I didn’t even realise RSS feeds were a thing until my late thirties.

Watching Deep Space Nine

I never really jelled with Star Trek. The SF of my childhood was always Star Wars and Buck Rodgers and Baker-era Dr Who, which eschewed the exploration narrative neatly captured in Trek’s boldly go approach to narrative. They were narratives that seemed faster-paced, so Trek always seemed slow, and I lived in places where SF fans were rare, so I never found a community to get me over the initial reluctance to dive in to Trek.

When you start off with a reluctance to engage with Star Trek, it’s hard to get over it because Star Trek is omnipresent. In the same way that Tolkien’s fingerprints are prominently smudged over all forms of fantasy, Star Trek is the runaway cultural phenomenon that identifies SF in television land. For decades, “more like Trek” was regarded as a strength in a TV show, even when it wasn’t dramatically appropriate.

If you made your show more like Trek, the SF fans would show up. Market-share without any effort. Throw in an analogue to Star Fleet, Vulcans, Holodecks, and Klingons, and you could focus on getting the elusive casual fans without thinking about how to do anything new that would excite the SF faithful. It became rare that I’d find shows that really spoke to me, for a while. Even the shows I came to watch regularly, like Babylon 5, had more to do with friends pitching it as “they’re doing something interesting with the writing” than “it’s great SF.”

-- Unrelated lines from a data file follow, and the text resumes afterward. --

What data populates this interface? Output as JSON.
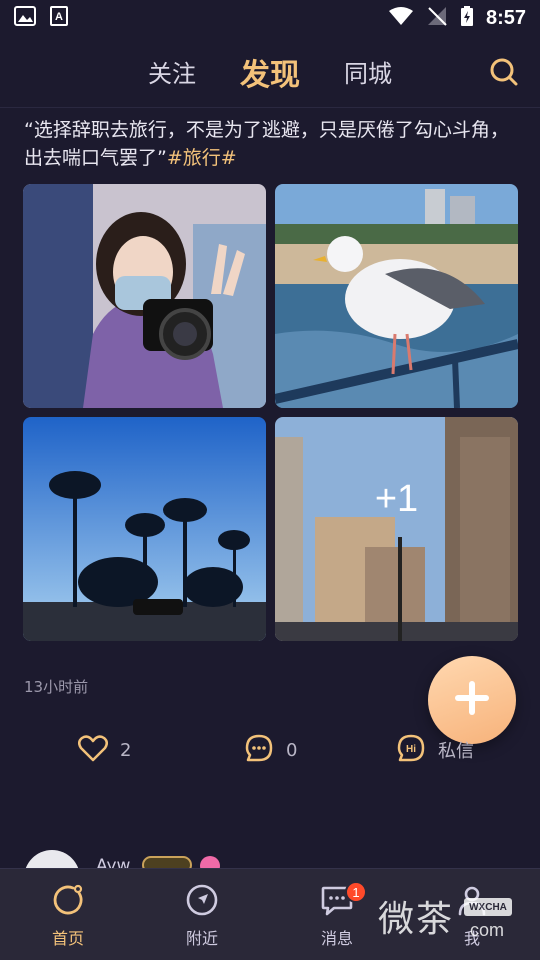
{
  "status": {
    "time": "8:57"
  },
  "tabs": [
    {
      "label": "关注",
      "active": false
    },
    {
      "label": "发现",
      "active": true
    },
    {
      "label": "同城",
      "active": false
    }
  ],
  "post": {
    "text_main": "“选择辞职去旅行，不是为了逃避，只是厌倦了勾心斗角，出去喘口气罢了”",
    "hashtag": "#旅行#",
    "extra_photos": "+1",
    "time_ago": "13小时前",
    "likes": "2",
    "comments": "0",
    "dm_label": "私信"
  },
  "next_post": {
    "name": "Ayw",
    "vip": "VIP"
  },
  "bottom_nav": [
    {
      "label": "首页",
      "icon": "home-icon",
      "active": true
    },
    {
      "label": "附近",
      "icon": "nearby-icon",
      "active": false
    },
    {
      "label": "消息",
      "icon": "message-icon",
      "active": false,
      "badge": "1"
    },
    {
      "label": "我",
      "icon": "profile-icon",
      "active": false
    }
  ],
  "watermark": {
    "text": "微茶",
    "badge": "WXCHA",
    "sub": "com"
  },
  "colors": {
    "accent": "#f3c27a",
    "background": "#1c1a2e",
    "badge": "#ff4a2a"
  }
}
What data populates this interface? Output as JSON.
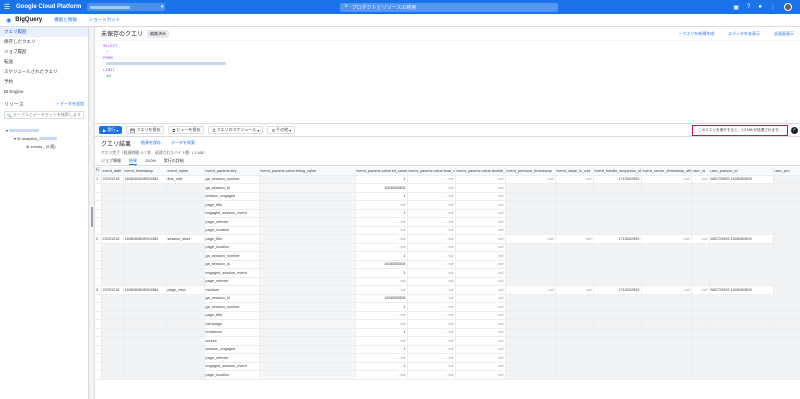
{
  "topbar": {
    "brand": "Google Cloud Platform",
    "search_placeholder": "プロダクトとリソースの検索",
    "menu_icon": "menu-icon"
  },
  "bq_header": {
    "title": "BigQuery",
    "links": [
      "機能と情報",
      "ショートカット"
    ]
  },
  "sidebar": {
    "items": [
      "クエリ履歴",
      "保存したクエリ",
      "ジョブ履歴",
      "転送",
      "スケジュールされたクエリ",
      "予約",
      "BI Engine"
    ],
    "resources_label": "リソース",
    "add_data_label": "+ データを追加",
    "search_placeholder": "テーブルとデータセットを検索します",
    "tree": [
      "analytics_",
      "events_ (9 個)"
    ]
  },
  "editor": {
    "title": "未保存のクエリ",
    "badge": "編集済み",
    "actions": [
      "+ クエリを新規作成",
      "エディタを非表示",
      "全画面表示"
    ],
    "lines": [
      "SELECT",
      "*",
      "FROM",
      "LIMIT",
      "10"
    ]
  },
  "toolbar": {
    "run": "実行",
    "save_query": "クエリを保存",
    "save_view": "ビューを保存",
    "schedule": "クエリのスケジュール",
    "more": "その他",
    "validator": "このクエリを実行すると、1.3 MB が処理されます。"
  },
  "results": {
    "title": "クエリ結果",
    "save_link": "結果を保存",
    "explore_link": "データを探索",
    "info": "クエリ完了（経過時間: 0.7 秒、処理されたバイト数: 1.3 MB）",
    "tabs": [
      "ジョブ情報",
      "結果",
      "JSON",
      "実行の詳細"
    ],
    "columns": [
      "行",
      "event_date",
      "event_timestamp",
      "event_name",
      "event_params.key",
      "event_params.value.string_value",
      "event_params.value.int_value",
      "event_params.value.float_value",
      "event_params.value.double_value",
      "event_previous_timestamp",
      "event_value_in_usd",
      "event_bundle_sequence_id",
      "event_server_timestamp_offset",
      "user_id",
      "user_pseudo_id",
      "user_pro"
    ],
    "rows": [
      {
        "n": "1",
        "date": "20201218",
        "ts": "1608260808924384",
        "name": "first_visit",
        "seq": "1715002592",
        "pseudo": "680723092.1608260809",
        "params": [
          [
            "ga_session_number",
            "1"
          ],
          [
            "ga_session_id",
            "1608260808"
          ],
          [
            "session_engaged",
            "1"
          ],
          [
            "page_title",
            ""
          ],
          [
            "engaged_session_event",
            "1"
          ],
          [
            "page_referrer",
            ""
          ],
          [
            "page_location",
            ""
          ]
        ]
      },
      {
        "n": "2",
        "date": "20201218",
        "ts": "1608260808924384",
        "name": "session_start",
        "seq": "1715002592",
        "pseudo": "680723092.1608260809",
        "params": [
          [
            "page_title",
            ""
          ],
          [
            "page_location",
            ""
          ],
          [
            "ga_session_number",
            "1"
          ],
          [
            "ga_session_id",
            "1608260808"
          ],
          [
            "engaged_session_event",
            "1"
          ],
          [
            "page_referrer",
            ""
          ]
        ]
      },
      {
        "n": "3",
        "date": "20201218",
        "ts": "1608260808924384",
        "name": "page_view",
        "seq": "1715002592",
        "pseudo": "680723092.1608260809",
        "params": [
          [
            "medium",
            ""
          ],
          [
            "ga_session_id",
            "1608260808"
          ],
          [
            "ga_session_number",
            "1"
          ],
          [
            "page_title",
            ""
          ],
          [
            "campaign",
            ""
          ],
          [
            "entrances",
            "1"
          ],
          [
            "source",
            ""
          ],
          [
            "session_engaged",
            "1"
          ],
          [
            "page_referrer",
            ""
          ],
          [
            "engaged_session_event",
            "1"
          ],
          [
            "page_location",
            ""
          ]
        ]
      }
    ],
    "null_label": "null"
  }
}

The one exception to my Trek-aversion was Deep Space Nine. I watched the final two seasons years ago, when I was ill and bedridden and there was a video store next to the doctor’s surgery. I hired out every episode they have on video cassette to fill the hours when I was going to be on the couch and unable to move. I was won over by by the episode Far Beyond the Stars, and the fact that I’d finished watching all the Babylon 5 videos the store had in stock.

I enjoyed those seasons, but I never felt the need to go back and fill in the seasons before it. First, because the store didn’t stock those videos. Second, because I had the feeling it would be more like Star Trek than I wanted.

Earlier this week I started watching DS9 from the beginning. Watching Benjamin Sisko with hair, and without a beard. All the flashes of the things I’ll eventually like in the series, mixed in with the Trek tropes I’m not that big a fan of. It’s an interesting look at how a series evolves, which is giving me thoughts when it comes to the thesis.